Robotics is another fast-moving sector. Since 2022, two-thirds of global humanoid robot launches have come from China, driven by strong policy support, supply chains and local talent. “The pace and quality of development is exceptional,” Xue said.
Cultural strengths the market doesn’t price in
Beyond innovation, Xue emphasised China’s execution speed, resilience and long-term planning – attributes he believes are overlooked. “China built the world’s largest high-speed rail network in just a decade, and we see the same urgency in other sectors, like electric vehicle infrastructure and real estate,” he said.
On resilience, he highlighted Huawei’s recovery after being cut off from US technology. “Within four years, Huawei developed its own operating system and smartphone chips, and even launched a smart SUV with market-leading software – all without relying on Western tech.”
China’s long-term thinking is also evident in its education reforms, which began in the 1990s. “China now produces over four times more science and engineering graduates than the US each year.. At PhD level, it’s almost double,” said Xue. “That investment in talent is paying off now, and will continue to drive growth.”
Valuation gap too large to ignore
While acknowledging that China has challenges, including corporate governance and geopolitical risks, Xue maintains there is value that is being overlooked. “Look at the PE ratios of two leading retailers – China’s JD.com and Costco in the US. Despite slower growth, Costco trades at more than seven times JD’s valuation multiple. At what point does the valuation gap no longer make sense?”

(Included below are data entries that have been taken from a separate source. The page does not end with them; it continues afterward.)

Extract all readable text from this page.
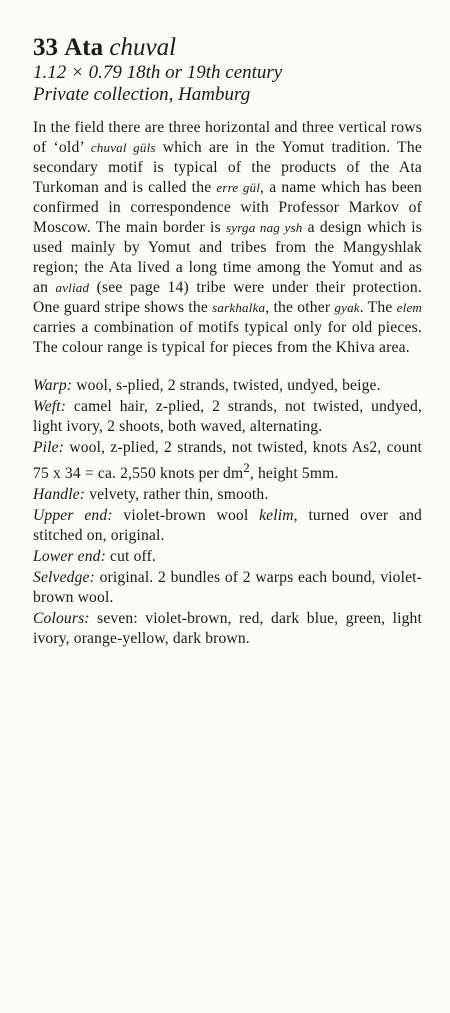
33 Ata chuval

1.12 × 0.79 18th or 19th century

Private collection, Hamburg

In the field there are three horizontal and three vertical rows of ‘old’ chuval güls which are in the Yomut tradition. The secondary motif is typical of the products of the Ata Turkoman and is called the erre gül, a name which has been confirmed in correspondence with Professor Markov of Moscow. The main border is syrga nag ysh a design which is used mainly by Yomut and tribes from the Mangyshlak region; the Ata lived a long time among the Yomut and as an avliad (see page 14) tribe were under their protection. One guard stripe shows the sarkhalka, the other gyak. The elem carries a combination of motifs typical only for old pieces. The colour range is typical for pieces from the Khiva area.

Warp: wool, s-plied, 2 strands, twisted, undyed, beige.

Weft: camel hair, z-plied, 2 strands, not twisted, undyed, light ivory, 2 shoots, both waved, alternating.

Pile: wool, z-plied, 2 strands, not twisted, knots As2, count 75 x 34 = ca. 2,550 knots per $dm^2$, height 5mm.

Handle: velvety, rather thin, smooth.

Upper end: violet-brown wool kelim, turned over and stitched on, original.

Lower end: cut off.

Selvedge: original. 2 bundles of 2 warps each bound, violet-brown wool.

Colours: seven: violet-brown, red, dark blue, green, light ivory, orange-yellow, dark brown.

Xue concluded by pointing to historical patterns of superpower dominance. “Throughout history, global leadership has followed technological advancement. China led in the 1500s. The Netherlands followed with shipbuilding, then the UK with the industrial revolution, and more recently the US with computing and nuclear tech.
“The US market is currently priced for exceptionalism to continue, even as risk to that leadership grows. China, inversely, is not priced for much, even as it grows in tech advancement and has all the ingredients for success around speed, resilience and long-term thinking. Low expectations typically raise probability of upside surprise, which is another reason why we like our positions in China.”